Multiplexed SiPM Readout of Plastic Scintillating Fiber Detector for Muon Tomography

Muon tomography is a non-destructive imaging technique that uses cosmic-ray muons to probe dense materials. Bar scintillator and scintillating fiber detectors equipped with one-dimensional SiPM arrays offer compact, high-resolution solutions, but large-area implementations require effective reduction of readout channels while preserving detector performance. To address this challenge, we present a novel multiplexing scheme based on a diode-based symmetric charge division circuit combined with a position-encoding algorithm, enabling up to $N_{\textrm{SiPM}}^{\textrm{max}}=C^{2}_{N_{\textrm{ele}}}$ SiPM channels to be read out using only ${N_{\textrm{ele}}}$ electronic channels.

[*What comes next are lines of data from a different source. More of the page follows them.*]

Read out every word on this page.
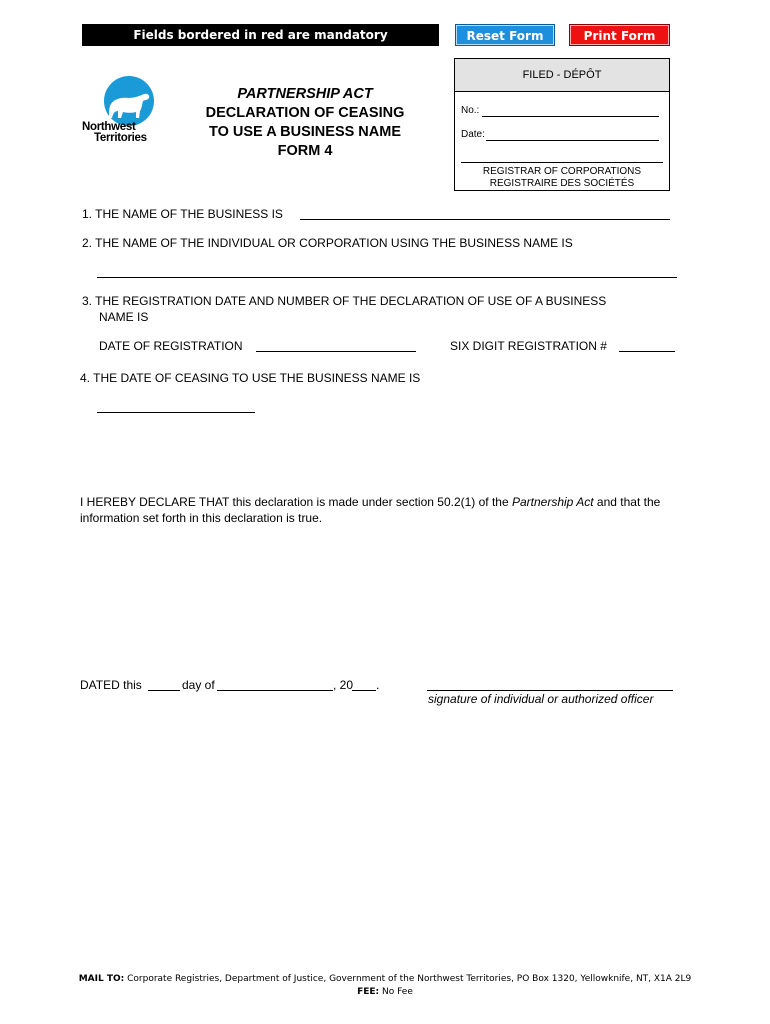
Fields bordered in red are mandatory	Reset Form	Print Form
Northwest
Territories
PARTNERSHIP ACT
DECLARATION OF CEASING
TO USE A BUSINESS NAME
FORM 4
FILED - DÉPÔT
No.:
Date:
REGISTRAR OF CORPORATIONS
REGISTRAIRE DES SOCIÉTÉS
1. THE NAME OF THE BUSINESS IS
2. THE NAME OF THE INDIVIDUAL OR CORPORATION USING THE BUSINESS NAME IS
3. THE REGISTRATION DATE AND NUMBER OF THE DECLARATION OF USE OF A BUSINESS
NAME IS
DATE OF REGISTRATION	SIX DIGIT REGISTRATION #
4. THE DATE OF CEASING TO USE THE BUSINESS NAME IS
I HEREBY DECLARE THAT this declaration is made under section 50.2(1) of the Partnership Act and that the information set forth in this declaration is true.
DATED this	day of	, 20 .
signature of individual or authorized officer
MAIL TO: Corporate Registries, Department of Justice, Government of the Northwest Territories, PO Box 1320, Yellowknife, NT, X1A 2L9
FEE: No Fee
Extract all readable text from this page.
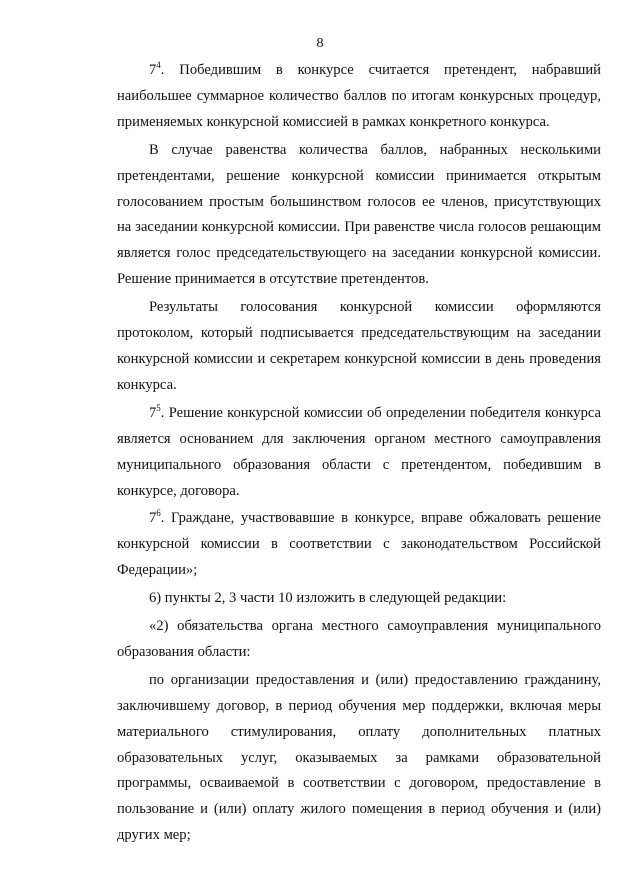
8

$7^4$. Победившим в конкурсе считается претендент, набравший наибольшее суммарное количество баллов по итогам конкурсных процедур, применяемых конкурсной комиссией в рамках конкретного конкурса.

В случае равенства количества баллов, набранных несколькими претендентами, решение конкурсной комиссии принимается открытым голосованием простым большинством голосов ее членов, присутствующих на заседании конкурсной комиссии. При равенстве числа голосов решающим является голос председательствующего на заседании конкурсной комиссии. Решение принимается в отсутствие претендентов.

Результаты голосования конкурсной комиссии оформляются протоколом, который подписывается председательствующим на заседании конкурсной комиссии и секретарем конкурсной комиссии в день проведения конкурса.

$7^5$. Решение конкурсной комиссии об определении победителя конкурса является основанием для заключения органом местного самоуправления муниципального образования области с претендентом, победившим в конкурсе, договора.

$7^6$. Граждане, участвовавшие в конкурсе, вправе обжаловать решение конкурсной комиссии в соответствии с законодательством Российской Федерации»;

6) пункты 2, 3 части 10 изложить в следующей редакции:

«2) обязательства органа местного самоуправления муниципального образования области:

по организации предоставления и (или) предоставлению гражданину, заключившему договор, в период обучения мер поддержки, включая меры материального стимулирования, оплату дополнительных платных образовательных услуг, оказываемых за рамками образовательной программы, осваиваемой в соответствии с договором, предоставление в пользование и (или) оплату жилого помещения в период обучения и (или) других мер;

Circuit simulations confirm the feasibility of the multiplexing design and guide the choice of appropriate diodes to preserve SiPM signal integrity. The approach was validated using a SciFi detector module comprising 21 SiPM channels multiplexed into 7 electronic channels. Electronic tests show that this multiplexing circuit exhibits low crosstalk between electronic channels, and preserves linearity over a dynamic range from $\sim$10 to 122 photoelectrons. Cosmic-ray measurements further show that the multiplexed SciFi detector achieves a detection efficiency above 95\% and a spatial resolution of about 0.65~mm, with only minor degradation compared to the direct (per SiPM channel) readout. These results verify that the proposed method provides a scalable and cost-effective readout solution for large-area muon tomography systems and is applicable to other scintillator-based detectors employing similar one-dimensional SiPM array readout.